Moving or travelling abroad doesn’t just affect the external factors in your life, but your insides too. It literally changes the makeup of bacteria living in your gut. A new time zone and climate, a sudden change in diet, flight dehydration, an increase of alcohol and jet-lag all make it difficult for your body to adjust and find balance. But if we prep correctly and stick to a few routine tasks – travelling with a happy and healthy gut is totally achievable.

Get your pH Levels Right

Our pH (Power of Hydrogen) balance is extremely important when it comes to gut health. Many digestive issues stem from excess acid in the gastric region and not enough alkaline minerals in the intestinal tract. Our ideal pH is slightly alkaline – 7.30 to 7.45.

Our bodies become more acidic as soon as we step onto that plane thanks to the stagnant air, lack of alkaline based food options and bacterial pathogens floating around. One of the easiest ways to achieve a pH balance is by regularly consuming Apple Cider Vinegar. I add a tablespoon to my morning lemon water to alkalise my body from any acidic foods and drinks from the day before.


Travelling or not, I’m all about the probiotics. Containing billions of bacteria which line your stomach, these guys balance all that is good and bad (we need a dose of both to live).

You can now easily find tablets that don’t need to be kept in the fridge as many probiotic brands have travel specific ranges. Get them from your local pharmacy or online.

Personally, I prefer WelleCo’s super elixir formula which is a probiotic, alkalising multivitamin and green smoothie mixed in one. It travels well and is a perfect way to kick start the day on a healthy note. Plus I’ve just killed two birds with one stone: pH levels and probiotics!

For best results, begin taking these at least a week before you travel, and double daily dose on the day you fly. Aeroplanes and Gut Bacteria are not friends.

If you’re not one for the tabs, don’t stress – you can get drinkables that contain plenty of that good bacteria. Kombucha (I LIVED on it in Austin), kefir, greek yoghurt and fermented foods are widely known for their probiotic goodness.


When we travel, we put additional stress on our bodies. Additional stress = additional bacteria. Exercise helps to improve the balance of bacteria by modifying the gut flora.

Not only is your body enjoying the routine activity, but it’s creating anti-inflammatory properties in the microbiota. This can have a fourfold increase for your immune system.

If you’re struggling to find ways to exercise when you’re travelling, here are a few I prepared earlier!

Don’t feel like you need to go 110% – light exercise will suffice. Plus it will have an alkalising effect on your bod and help you ward off that jet-lag! #winning

Drink Loads of Water

Thank you, Captain Obvious. But I’m talking about clean water. Filtered water. Yes, many countries provide good, clean tap water, but the subtle differences in pipes can have a big effect on your bowels. If you are drinking tap water – boiling it first will ensure you kill any nasties your gut isn’t used to. Also, it won’t hurt to skip on the ice cubes when going for drinkies.

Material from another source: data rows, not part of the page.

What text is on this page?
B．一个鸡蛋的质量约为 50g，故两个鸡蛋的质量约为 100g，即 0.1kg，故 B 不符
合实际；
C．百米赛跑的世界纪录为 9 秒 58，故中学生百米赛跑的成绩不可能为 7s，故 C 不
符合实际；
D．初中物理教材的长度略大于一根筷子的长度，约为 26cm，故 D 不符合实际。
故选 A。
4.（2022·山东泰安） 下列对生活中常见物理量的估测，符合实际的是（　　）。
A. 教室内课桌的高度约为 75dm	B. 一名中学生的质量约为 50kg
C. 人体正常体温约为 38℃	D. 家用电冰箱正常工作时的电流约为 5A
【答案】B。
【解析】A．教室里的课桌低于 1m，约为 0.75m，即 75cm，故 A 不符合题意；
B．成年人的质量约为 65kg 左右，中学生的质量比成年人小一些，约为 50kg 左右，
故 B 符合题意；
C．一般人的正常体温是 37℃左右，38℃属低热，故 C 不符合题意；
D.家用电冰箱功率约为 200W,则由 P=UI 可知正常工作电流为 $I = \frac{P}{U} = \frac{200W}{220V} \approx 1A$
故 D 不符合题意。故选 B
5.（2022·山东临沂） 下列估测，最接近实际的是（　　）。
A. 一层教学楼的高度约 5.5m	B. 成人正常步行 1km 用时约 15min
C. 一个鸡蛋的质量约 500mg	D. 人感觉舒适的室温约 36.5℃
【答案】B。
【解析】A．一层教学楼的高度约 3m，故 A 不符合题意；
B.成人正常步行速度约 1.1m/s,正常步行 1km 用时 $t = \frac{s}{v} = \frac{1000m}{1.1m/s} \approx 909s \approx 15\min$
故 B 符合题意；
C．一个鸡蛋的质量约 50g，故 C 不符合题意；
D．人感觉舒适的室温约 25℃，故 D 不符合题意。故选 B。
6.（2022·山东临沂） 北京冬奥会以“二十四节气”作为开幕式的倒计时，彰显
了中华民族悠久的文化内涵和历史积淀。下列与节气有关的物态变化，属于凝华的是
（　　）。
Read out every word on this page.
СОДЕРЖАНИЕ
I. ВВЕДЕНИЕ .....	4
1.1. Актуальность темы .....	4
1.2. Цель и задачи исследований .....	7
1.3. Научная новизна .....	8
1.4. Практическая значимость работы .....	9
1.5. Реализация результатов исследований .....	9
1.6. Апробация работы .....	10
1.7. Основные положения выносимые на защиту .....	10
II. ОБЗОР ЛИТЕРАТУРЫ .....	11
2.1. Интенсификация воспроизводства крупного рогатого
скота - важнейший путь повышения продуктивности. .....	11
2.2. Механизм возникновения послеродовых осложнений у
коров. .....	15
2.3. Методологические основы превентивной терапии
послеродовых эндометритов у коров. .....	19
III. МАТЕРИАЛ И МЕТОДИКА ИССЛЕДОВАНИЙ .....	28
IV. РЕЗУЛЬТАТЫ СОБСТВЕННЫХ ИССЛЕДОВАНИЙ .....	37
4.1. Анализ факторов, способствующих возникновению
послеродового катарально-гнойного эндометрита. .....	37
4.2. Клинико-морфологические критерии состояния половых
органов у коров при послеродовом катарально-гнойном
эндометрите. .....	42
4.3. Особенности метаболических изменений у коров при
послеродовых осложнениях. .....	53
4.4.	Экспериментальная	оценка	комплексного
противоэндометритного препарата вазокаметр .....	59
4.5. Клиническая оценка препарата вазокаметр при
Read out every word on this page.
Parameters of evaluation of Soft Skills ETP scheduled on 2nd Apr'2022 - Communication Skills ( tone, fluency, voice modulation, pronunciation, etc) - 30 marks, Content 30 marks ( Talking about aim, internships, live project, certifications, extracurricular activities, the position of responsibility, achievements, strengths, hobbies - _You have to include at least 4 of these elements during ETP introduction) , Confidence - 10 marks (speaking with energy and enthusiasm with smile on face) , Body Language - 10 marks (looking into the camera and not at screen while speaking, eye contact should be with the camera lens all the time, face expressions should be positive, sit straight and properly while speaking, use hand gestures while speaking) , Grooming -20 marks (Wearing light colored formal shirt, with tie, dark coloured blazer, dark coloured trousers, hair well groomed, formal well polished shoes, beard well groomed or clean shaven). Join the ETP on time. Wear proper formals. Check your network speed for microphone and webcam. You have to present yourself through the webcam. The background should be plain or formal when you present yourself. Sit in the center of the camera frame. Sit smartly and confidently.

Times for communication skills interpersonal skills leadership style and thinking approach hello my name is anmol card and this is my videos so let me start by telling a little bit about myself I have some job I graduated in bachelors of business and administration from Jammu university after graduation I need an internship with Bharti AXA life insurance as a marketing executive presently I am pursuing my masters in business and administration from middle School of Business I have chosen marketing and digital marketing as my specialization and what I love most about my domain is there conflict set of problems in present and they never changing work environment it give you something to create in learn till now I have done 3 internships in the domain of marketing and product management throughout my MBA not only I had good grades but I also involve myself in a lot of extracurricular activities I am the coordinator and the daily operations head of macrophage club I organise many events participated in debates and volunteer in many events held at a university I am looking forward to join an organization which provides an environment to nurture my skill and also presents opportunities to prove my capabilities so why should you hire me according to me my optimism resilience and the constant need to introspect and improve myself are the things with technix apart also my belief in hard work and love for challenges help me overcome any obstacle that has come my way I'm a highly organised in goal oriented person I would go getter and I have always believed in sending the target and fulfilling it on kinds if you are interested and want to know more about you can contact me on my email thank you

Many developing countries sell 5-gallon jugs for just a few dollars, otherwise, a couple of 2-litre bottles shouldn’t set you back too much.

And for those long-haul flights – aim for one litre of water for every hour you’re in the air and hope for the isle seat

Be Conscious of your Food Intake

I know, I know…this is hardly appealing when you want to try everything in the hotel buffet. But think about it – you’re in a new country, your stomach has no idea what these new flavours are and is flipping the fudge out. Boiled eggs are a perfect breakfast when you’re travelling. Nuts are also a great option – they’re packed with nutrients and travel well.